Lyselle hesitated. "The Veil collapses. The dead will walk. The gods will return. The world will fracture between dream and reality."
"And Valtherion?" Eira asked.
Lucien looked at her. "He becomes king of the ashes."
At the far side of the chamber, a hidden stairwell descended even deeper.
Eira took the lead, ignoring the tension that flared behind her. Her body was moving before she could stop it—drawn forward by something older than memory, older than fate.
At the bottom of the stairs was a mirror.
But this one wasn't cracked or dusty. It gleamed, suspended in midair without a frame. Its surface rippled like water, reflecting not their images—but possibilities.
Eira stepped toward it, mesmerized.
In the reflection, she was queen—draped in black and red, a crown of bone upon her brow. Valtherion stood at her side, not as a monster, but as a ruler. There was fire in her eyes, and the city beneath the bones thrived with life and power.

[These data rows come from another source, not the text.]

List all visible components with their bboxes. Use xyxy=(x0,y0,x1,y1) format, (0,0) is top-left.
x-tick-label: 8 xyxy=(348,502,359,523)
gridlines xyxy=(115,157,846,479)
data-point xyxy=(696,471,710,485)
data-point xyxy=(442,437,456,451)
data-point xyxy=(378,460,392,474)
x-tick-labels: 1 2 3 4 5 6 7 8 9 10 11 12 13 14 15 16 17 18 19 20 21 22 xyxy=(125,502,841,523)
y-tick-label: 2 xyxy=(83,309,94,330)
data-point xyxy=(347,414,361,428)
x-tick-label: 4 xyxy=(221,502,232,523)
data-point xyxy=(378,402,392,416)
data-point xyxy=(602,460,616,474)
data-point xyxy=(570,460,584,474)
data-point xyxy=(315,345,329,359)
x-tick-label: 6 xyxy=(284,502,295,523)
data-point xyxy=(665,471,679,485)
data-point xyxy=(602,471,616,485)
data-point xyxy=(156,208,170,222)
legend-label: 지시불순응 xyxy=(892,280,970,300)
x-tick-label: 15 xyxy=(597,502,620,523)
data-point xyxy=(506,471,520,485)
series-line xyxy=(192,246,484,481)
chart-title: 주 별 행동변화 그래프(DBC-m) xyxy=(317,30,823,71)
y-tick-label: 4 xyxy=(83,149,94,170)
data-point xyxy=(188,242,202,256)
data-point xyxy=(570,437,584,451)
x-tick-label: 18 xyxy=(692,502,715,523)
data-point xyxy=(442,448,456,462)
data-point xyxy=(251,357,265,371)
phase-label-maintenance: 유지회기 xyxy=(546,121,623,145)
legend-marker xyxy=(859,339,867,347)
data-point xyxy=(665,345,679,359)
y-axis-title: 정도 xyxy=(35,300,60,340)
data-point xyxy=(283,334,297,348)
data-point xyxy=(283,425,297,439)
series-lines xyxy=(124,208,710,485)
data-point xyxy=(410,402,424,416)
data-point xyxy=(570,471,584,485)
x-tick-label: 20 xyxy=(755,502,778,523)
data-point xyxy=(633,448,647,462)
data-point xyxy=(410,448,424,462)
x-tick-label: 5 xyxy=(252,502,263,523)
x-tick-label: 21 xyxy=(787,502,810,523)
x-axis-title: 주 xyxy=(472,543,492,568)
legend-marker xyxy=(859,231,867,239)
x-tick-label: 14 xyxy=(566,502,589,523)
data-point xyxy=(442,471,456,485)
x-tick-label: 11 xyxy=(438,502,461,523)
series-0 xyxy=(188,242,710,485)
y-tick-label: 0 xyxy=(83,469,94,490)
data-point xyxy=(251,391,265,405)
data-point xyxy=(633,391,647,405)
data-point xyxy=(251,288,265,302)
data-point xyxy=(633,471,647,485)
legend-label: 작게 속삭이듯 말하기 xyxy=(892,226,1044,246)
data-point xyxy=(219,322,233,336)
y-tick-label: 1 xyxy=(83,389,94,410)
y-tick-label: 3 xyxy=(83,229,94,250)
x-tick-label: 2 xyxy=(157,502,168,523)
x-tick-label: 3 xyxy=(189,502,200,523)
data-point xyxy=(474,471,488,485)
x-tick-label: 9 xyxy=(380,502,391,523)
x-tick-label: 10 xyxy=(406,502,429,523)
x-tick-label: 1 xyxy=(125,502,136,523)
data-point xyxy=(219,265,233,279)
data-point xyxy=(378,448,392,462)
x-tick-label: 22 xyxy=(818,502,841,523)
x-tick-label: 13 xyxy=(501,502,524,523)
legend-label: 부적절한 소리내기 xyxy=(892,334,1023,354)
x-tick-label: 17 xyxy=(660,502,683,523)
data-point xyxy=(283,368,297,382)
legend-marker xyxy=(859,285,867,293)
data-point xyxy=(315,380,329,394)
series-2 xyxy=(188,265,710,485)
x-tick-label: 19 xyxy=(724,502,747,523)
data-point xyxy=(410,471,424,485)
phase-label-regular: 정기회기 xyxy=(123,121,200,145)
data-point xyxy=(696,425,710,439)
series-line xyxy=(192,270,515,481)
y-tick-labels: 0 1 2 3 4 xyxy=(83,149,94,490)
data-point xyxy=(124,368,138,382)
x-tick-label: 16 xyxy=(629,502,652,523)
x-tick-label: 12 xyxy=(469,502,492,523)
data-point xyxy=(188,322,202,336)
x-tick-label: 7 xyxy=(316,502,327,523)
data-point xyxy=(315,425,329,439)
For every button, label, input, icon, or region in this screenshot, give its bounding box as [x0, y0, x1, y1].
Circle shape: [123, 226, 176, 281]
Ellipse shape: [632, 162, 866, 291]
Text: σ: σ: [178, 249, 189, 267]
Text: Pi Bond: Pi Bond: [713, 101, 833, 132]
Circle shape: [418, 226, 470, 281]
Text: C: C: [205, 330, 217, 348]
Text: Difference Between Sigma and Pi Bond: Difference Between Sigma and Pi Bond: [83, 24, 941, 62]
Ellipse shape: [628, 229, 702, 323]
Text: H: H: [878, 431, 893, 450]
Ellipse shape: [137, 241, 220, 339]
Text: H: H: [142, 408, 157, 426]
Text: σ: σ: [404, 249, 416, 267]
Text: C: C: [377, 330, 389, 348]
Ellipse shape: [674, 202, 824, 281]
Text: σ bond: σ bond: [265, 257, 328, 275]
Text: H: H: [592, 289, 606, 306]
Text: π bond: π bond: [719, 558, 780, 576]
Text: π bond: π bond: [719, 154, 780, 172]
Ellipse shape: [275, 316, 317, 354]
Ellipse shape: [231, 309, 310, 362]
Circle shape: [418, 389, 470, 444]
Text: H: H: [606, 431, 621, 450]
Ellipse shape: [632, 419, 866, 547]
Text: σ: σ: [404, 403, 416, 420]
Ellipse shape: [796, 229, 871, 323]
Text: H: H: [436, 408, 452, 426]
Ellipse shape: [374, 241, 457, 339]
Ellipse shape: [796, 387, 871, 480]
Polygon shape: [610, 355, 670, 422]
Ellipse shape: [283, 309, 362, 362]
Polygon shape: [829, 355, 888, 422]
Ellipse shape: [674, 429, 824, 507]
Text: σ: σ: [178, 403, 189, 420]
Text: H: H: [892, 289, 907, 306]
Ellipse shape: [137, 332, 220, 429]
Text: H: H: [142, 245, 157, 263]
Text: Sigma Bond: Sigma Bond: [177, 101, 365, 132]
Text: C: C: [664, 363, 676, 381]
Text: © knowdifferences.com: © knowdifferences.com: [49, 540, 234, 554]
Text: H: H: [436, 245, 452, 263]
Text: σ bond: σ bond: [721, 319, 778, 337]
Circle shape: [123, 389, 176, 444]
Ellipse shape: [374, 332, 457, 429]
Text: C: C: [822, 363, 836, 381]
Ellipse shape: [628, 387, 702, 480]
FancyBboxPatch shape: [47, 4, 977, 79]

She reached toward the surface—
Lucien grabbed her hand. "Don't."
She blinked.
The vision vanished.
"It's a temptation," he said, voice strained. "A vision of what could be. Not what should be."
"But it looked real."
"That's the danger."
As they backed away from the mirror, a hum began to rise through the floor.
The crystals above the tree glowed red.
The roots twitched.
A low groan echoed from the walls—a sound of awakening.
"The city knows we're here," Ravien said, drawing his sword.
"It's not the city," Eira said. "It's him."
Lucien moved to her side. "We're too close. He feels you now. You have to fight him."
Eira clutched the crystal at her neck. "What if I don't want to fight?"
He stared at her, stunned.
She looked away, ashamed. "I feel him in me, Lucien. Not just in memory. In instinct. In blood. Like he's always been there."
"That's the bond," Lyselle said. "The one formed before your first death. It was never truly severed. It lies dormant until proximity and power awaken it."
"And now it's waking," Eira whispered.
Lucien's expression darkened. "If it fully awakens, he'll be able to control you."
"Or save me," she shot back, unsure where the words had come from.
Lucien's face paled.
Kairen stepped between them, breaking the rising tension. "Okay, I vote we stop poking ancient power trees and weird soul mirrors. Let's find another way through this place before it wakes the whole dead world."
Ravien nodded. "Agreed."
They started back up the steps, but not before Eira took one last glance at the mirror.
This time, it showed her alone—standing in flame, her hands bloody, her crown shattered.
No Valtherion.
Just ruin.
Back at camp, Eira sat staring at her hands, feeling the pulse of the city beneath her.
The secrets were unraveling now.
The Veil was weakening.
And whatever lay in the heart of this place—at the center of Valtherion's resurrection—was no longer waiting.
It was coming.
And part of her, no matter how afraid, was ready to meet it.